Zipped over to Rome with less than 24 hours to piece together arcane clues as to the clerics’ whereabouts, Langdon is this time asked to put his talents in service of the Catholic Church, not to dismember it, as in “Da Vinci.” Filmmakers are currently getting lots of mileage out of how they were prevented from filming at numerous church-controlled locations in Rome, just as Catholic orgs continue to denounce the picture sight unseen — the irony being that this story takes the side of the church against those who would destroy it.
In the company of Italian scientist Vittoria Vetra (Ayelet Zurer), who works for the CERN particle physics lab that produced the canister of antimatter that threatens to blow St. Peter’s to kingdom come, Langdon dashes from church to crypt to nave to catacomb, finding freshly killed cardinals and others about to be as he employs his unique expertise to hash out the Illuminati’s insidious plan.

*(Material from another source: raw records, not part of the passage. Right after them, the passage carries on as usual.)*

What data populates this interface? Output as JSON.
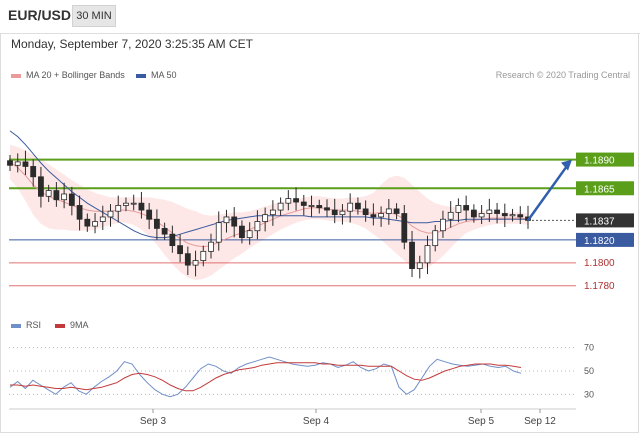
{
  "header": {
    "symbol": "EUR/USD",
    "timeframe": "30 MIN",
    "datetime": "Monday, September 7, 2020 3:25:35 AM CET"
  },
  "legend": {
    "ma20_label": "MA 20 + Bollinger Bands",
    "ma50_label": "MA 50",
    "credit": "Research © 2020 Trading Central",
    "rsi_label": "RSI",
    "ma9_label": "9MA"
  },
  "colors": {
    "bb": "#e99a9a",
    "bb_fill": "#fde3e3",
    "ma50": "#3a5ba0",
    "resistance": "#5a9e1a",
    "support_blue": "#3a5ba0",
    "support_red": "#e07070",
    "arrow": "#2f5fae",
    "rsi": "#6f8fc8",
    "rsi_ma": "#c43a3a",
    "current": "#333333",
    "candle": "#2b2b2b"
  },
  "chart_data": [
    {
      "type": "candlestick",
      "x_labels": [
        "Sep 3",
        "Sep 4",
        "Sep 5",
        "Sep 12"
      ],
      "ylim": [
        1.1765,
        1.1955
      ],
      "levels": [
        {
          "label": "1.1890",
          "value": 1.189,
          "kind": "resistance"
        },
        {
          "label": "1.1865",
          "value": 1.1865,
          "kind": "resistance"
        },
        {
          "label": "1.1837",
          "value": 1.1837,
          "kind": "current"
        },
        {
          "label": "1.1820",
          "value": 1.182,
          "kind": "support"
        },
        {
          "label": "1.1800",
          "value": 1.18,
          "kind": "minor"
        },
        {
          "label": "1.1780",
          "value": 1.178,
          "kind": "minor"
        }
      ],
      "projection": {
        "from": 1.1837,
        "to": 1.189
      },
      "price_path": [
        1.1885,
        1.1888,
        1.1884,
        1.1875,
        1.1858,
        1.1863,
        1.1855,
        1.186,
        1.185,
        1.1838,
        1.1832,
        1.1836,
        1.184,
        1.1845,
        1.185,
        1.1852,
        1.1852,
        1.1846,
        1.1838,
        1.183,
        1.1825,
        1.1815,
        1.1808,
        1.1798,
        1.1802,
        1.181,
        1.1818,
        1.1835,
        1.184,
        1.1832,
        1.1822,
        1.1828,
        1.1836,
        1.1842,
        1.1846,
        1.1852,
        1.1856,
        1.1853,
        1.185,
        1.185,
        1.1848,
        1.1846,
        1.1842,
        1.1845,
        1.1852,
        1.1847,
        1.1842,
        1.184,
        1.1843,
        1.1847,
        1.1843,
        1.1818,
        1.1795,
        1.18,
        1.1815,
        1.1828,
        1.1838,
        1.1844,
        1.185,
        1.1846,
        1.184,
        1.1843,
        1.1846,
        1.1843,
        1.1841,
        1.1842,
        1.184,
        1.1837
      ],
      "ma20": [
        1.1888,
        1.1883,
        1.1876,
        1.1868,
        1.1862,
        1.1858,
        1.1855,
        1.1853,
        1.185,
        1.1848,
        1.1846,
        1.1845,
        1.1845,
        1.1845,
        1.1846,
        1.1846,
        1.1845,
        1.1843,
        1.184,
        1.1836,
        1.1831,
        1.1826,
        1.1821,
        1.1817,
        1.1815,
        1.1814,
        1.1815,
        1.1818,
        1.1821,
        1.1824,
        1.1826,
        1.1829,
        1.1832,
        1.1835,
        1.1838,
        1.1841,
        1.1843,
        1.1845,
        1.1847,
        1.1848,
        1.1848,
        1.1847,
        1.1846,
        1.1846,
        1.1846,
        1.1845,
        1.1844,
        1.1843,
        1.1844,
        1.1844,
        1.1842,
        1.1838,
        1.1832,
        1.1828,
        1.1826,
        1.1826,
        1.1828,
        1.1831,
        1.1834,
        1.1836,
        1.1837,
        1.1838,
        1.1839,
        1.1839,
        1.1839,
        1.1839,
        1.1839,
        1.1838
      ],
      "bb_width": [
        0.0015,
        0.0018,
        0.0022,
        0.0026,
        0.0028,
        0.0028,
        0.0026,
        0.0024,
        0.0022,
        0.002,
        0.0018,
        0.0016,
        0.0014,
        0.0012,
        0.0011,
        0.0011,
        0.0012,
        0.0014,
        0.0017,
        0.002,
        0.0024,
        0.0027,
        0.0029,
        0.003,
        0.003,
        0.0028,
        0.0026,
        0.0024,
        0.0022,
        0.002,
        0.0018,
        0.0016,
        0.0015,
        0.0014,
        0.0013,
        0.0012,
        0.0011,
        0.001,
        0.001,
        0.001,
        0.001,
        0.001,
        0.001,
        0.001,
        0.0011,
        0.0012,
        0.0014,
        0.0018,
        0.0024,
        0.003,
        0.0034,
        0.0036,
        0.0036,
        0.0034,
        0.003,
        0.0026,
        0.0022,
        0.0018,
        0.0014,
        0.001,
        0.0008,
        0.0007,
        0.0006,
        0.0005,
        0.0005,
        0.0005,
        0.0005,
        0.0005
      ],
      "ma50": [
        1.1915,
        1.191,
        1.1903,
        1.1895,
        1.1887,
        1.188,
        1.1874,
        1.1868,
        1.1862,
        1.1857,
        1.1852,
        1.1848,
        1.1844,
        1.184,
        1.1836,
        1.1832,
        1.1828,
        1.1825,
        1.1823,
        1.1822,
        1.1822,
        1.1823,
        1.1825,
        1.1827,
        1.1829,
        1.1831,
        1.1833,
        1.1835,
        1.1837,
        1.1838,
        1.1839,
        1.184,
        1.1841,
        1.1841,
        1.1841,
        1.1841,
        1.1841,
        1.1841,
        1.1841,
        1.184,
        1.184,
        1.184,
        1.184,
        1.184,
        1.184,
        1.184,
        1.184,
        1.1839,
        1.1839,
        1.1838,
        1.1837,
        1.1836,
        1.1835,
        1.1835,
        1.1835,
        1.1836,
        1.1836,
        1.1837,
        1.1837,
        1.1838,
        1.1838,
        1.1838,
        1.1838,
        1.1838,
        1.1838,
        1.1838,
        1.1838,
        1.1838
      ]
    },
    {
      "type": "line",
      "x_labels": [
        "Sep 3",
        "Sep 4",
        "Sep 5",
        "Sep 12"
      ],
      "ylim": [
        20,
        80
      ],
      "y_ticks": [
        30,
        50,
        70
      ],
      "series": [
        {
          "name": "RSI",
          "values": [
            36,
            41,
            35,
            42,
            38,
            34,
            30,
            36,
            40,
            33,
            30,
            36,
            41,
            45,
            50,
            58,
            56,
            47,
            40,
            34,
            30,
            28,
            30,
            36,
            44,
            52,
            56,
            54,
            50,
            48,
            53,
            56,
            58,
            60,
            62,
            60,
            58,
            56,
            55,
            54,
            55,
            57,
            56,
            53,
            55,
            58,
            53,
            50,
            52,
            56,
            54,
            36,
            30,
            34,
            44,
            54,
            60,
            58,
            56,
            55,
            54,
            55,
            56,
            54,
            53,
            54,
            50,
            48
          ]
        },
        {
          "name": "9MA",
          "values": [
            38,
            38,
            37,
            38,
            37,
            36,
            35,
            35,
            36,
            35,
            34,
            35,
            36,
            38,
            40,
            44,
            47,
            48,
            47,
            45,
            42,
            38,
            35,
            33,
            33,
            36,
            40,
            44,
            47,
            49,
            51,
            52,
            53,
            55,
            56,
            57,
            57,
            57,
            57,
            57,
            57,
            56,
            56,
            55,
            55,
            55,
            55,
            54,
            54,
            54,
            54,
            50,
            46,
            43,
            42,
            44,
            47,
            50,
            52,
            54,
            55,
            56,
            56,
            56,
            55,
            55,
            54,
            53
          ]
        }
      ]
    }
  ]
}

Perhaps recognizing how static and talky “Da Vinci” was, Howard and lenser Salvatore Totino this time have the camera thrashing and thrusting about while keeping Langdon constantly on the move and laying Hans Zimmer’s thumping score on top. While more superficially stimulating, the adrenalized approach can’t hide the utter absurdity of a timeframe that gives the characters just an hour each time to navigate the labyrinths of the Vatican basement archives, figure out what to do next and make their way through crowds and Roman traffic to the location of the next atrocity.

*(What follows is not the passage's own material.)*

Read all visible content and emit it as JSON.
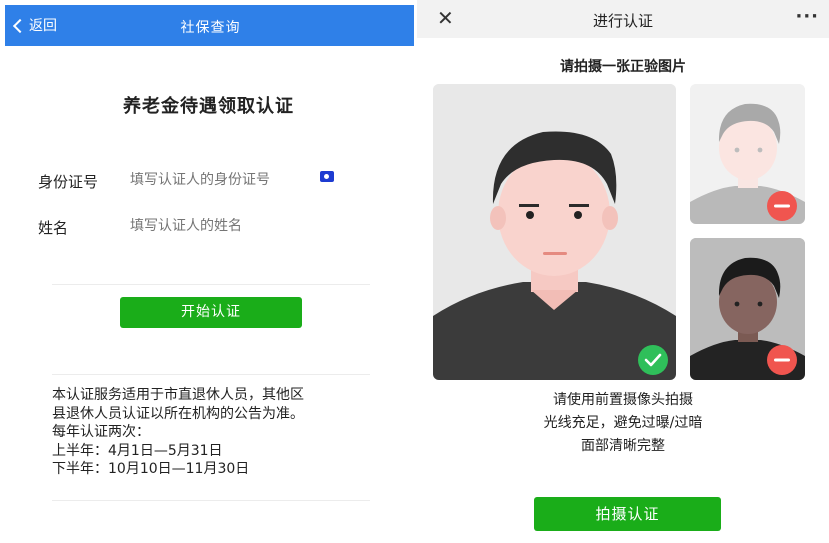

While the minutes tick away, everyone in the inner circle of Vatican power comes under suspicion of being a possible infiltrator, including the late pope’s most trusted aide and now Camerlengo, the caretaker of church business in between papal tenures (Ewan McGregor); cagey old Cardinal Strauss (Armin Mueller-Stahl), who’s presiding over the papal election; and the belligerent Commander Richter (Stellan Skarsgard), head of the Swiss Guard.

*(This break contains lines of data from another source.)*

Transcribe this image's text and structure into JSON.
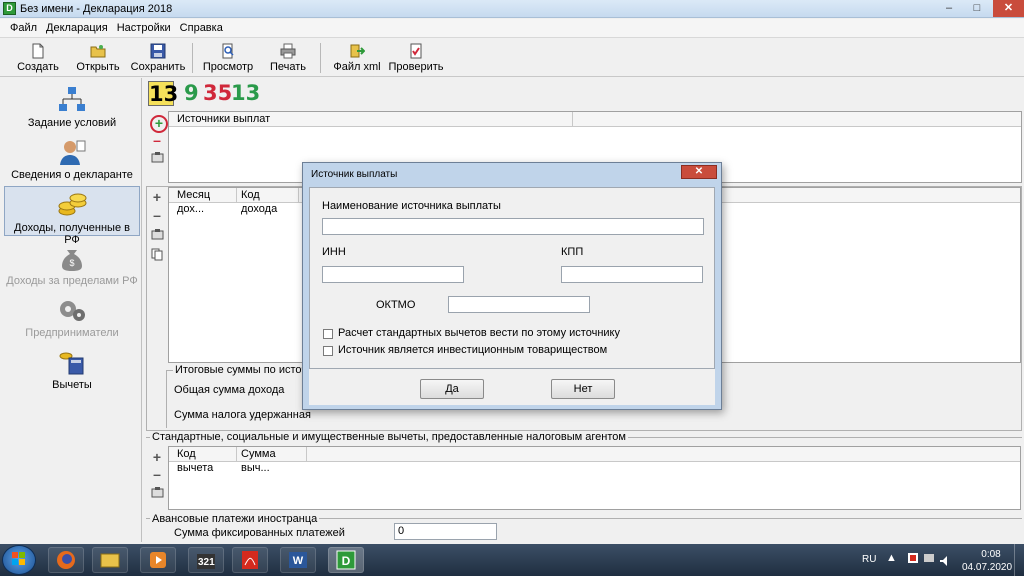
{
  "window": {
    "title": "Без имени - Декларация 2018",
    "controls": {
      "minimize": "–",
      "maximize": "□",
      "close": "✕"
    }
  },
  "menu": [
    "Файл",
    "Декларация",
    "Настройки",
    "Справка"
  ],
  "toolbar": {
    "create": "Создать",
    "open": "Открыть",
    "save": "Сохранить",
    "preview": "Просмотр",
    "print": "Печать",
    "xml": "Файл xml",
    "check": "Проверить"
  },
  "nav": [
    {
      "label": "Задание условий"
    },
    {
      "label": "Сведения о декларанте"
    },
    {
      "label": "Доходы, полученные в РФ"
    },
    {
      "label": "Доходы за пределами РФ"
    },
    {
      "label": "Предприниматели"
    },
    {
      "label": "Вычеты"
    }
  ],
  "counters": [
    {
      "text": "13",
      "color": "#1a1a1a",
      "bg": "#f5e15a"
    },
    {
      "text": "9",
      "color": "#2a9a4a"
    },
    {
      "text": "35",
      "color": "#d0283a"
    },
    {
      "text": "13",
      "color": "#2a9a4a"
    }
  ],
  "sources_panel": {
    "header": "Источники выплат"
  },
  "income_panel": {
    "columns": [
      "Месяц дох...",
      "Код дохода"
    ]
  },
  "totals": {
    "title": "Итоговые суммы по источ",
    "total_income": "Общая сумма дохода",
    "tax_withheld": "Сумма налога удержанная"
  },
  "deductions_panel": {
    "title": "Стандартные, социальные и имущественные вычеты, предоставленные налоговым агентом",
    "columns": [
      "Код вычета",
      "Сумма выч..."
    ]
  },
  "advance": {
    "title": "Авансовые платежи иностранца",
    "fixed_label": "Сумма фиксированных платежей",
    "fixed_value": "0"
  },
  "dialog": {
    "title": "Источник выплаты",
    "name_label": "Наименование источника выплаты",
    "name_value": "",
    "inn_label": "ИНН",
    "inn_value": "",
    "kpp_label": "КПП",
    "kpp_value": "",
    "oktmo_label": "ОКТМО",
    "oktmo_value": "",
    "check_standard": "Расчет стандартных вычетов вести по этому источнику",
    "check_invest": "Источник является инвестиционным товариществом",
    "yes": "Да",
    "no": "Нет"
  },
  "taskbar": {
    "lang": "RU",
    "time": "0:08",
    "date": "04.07.2020",
    "media_label": "321"
  }
}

Brown’s straight-line plotting, streamlined by scenarists David Koepp and Akiva Goldsman, creates some impatience and a hunger for any kind of surprise. The latter is satisfied to an extent by the climax, which, however far-fetched, is visually spectacular and dramatically both evenhanded and unexpected.
Hanks is kept in motion so much, there’s hardly time for characterization as such; it’s enough that the borderline risible aspects of his character in “Da Vinci” have been eliminated. Zurer takes a while to make an impression but a thoughtful intelligence finally breaks through to favorable effect. McGregor — like Hanks, looking better than he has in his last couple of films — is OK as the custodian of church power during the traumatic transition, and Mueller-Stahl keeps his character’s hand hidden like an ace poker player.
If, as reported, the production shot in Rome for only two weeks, it sure doesn’t show; pic is saturated with local atmosphere, evidently achieved through expert location lensing combined with wizardly sleight-of-hand in the visual effects and production design, especially in the climactic section set in St. Peter’s Square. Dark exterior scenes accurately reflect the low lighting levels of much of nocturnal Rome.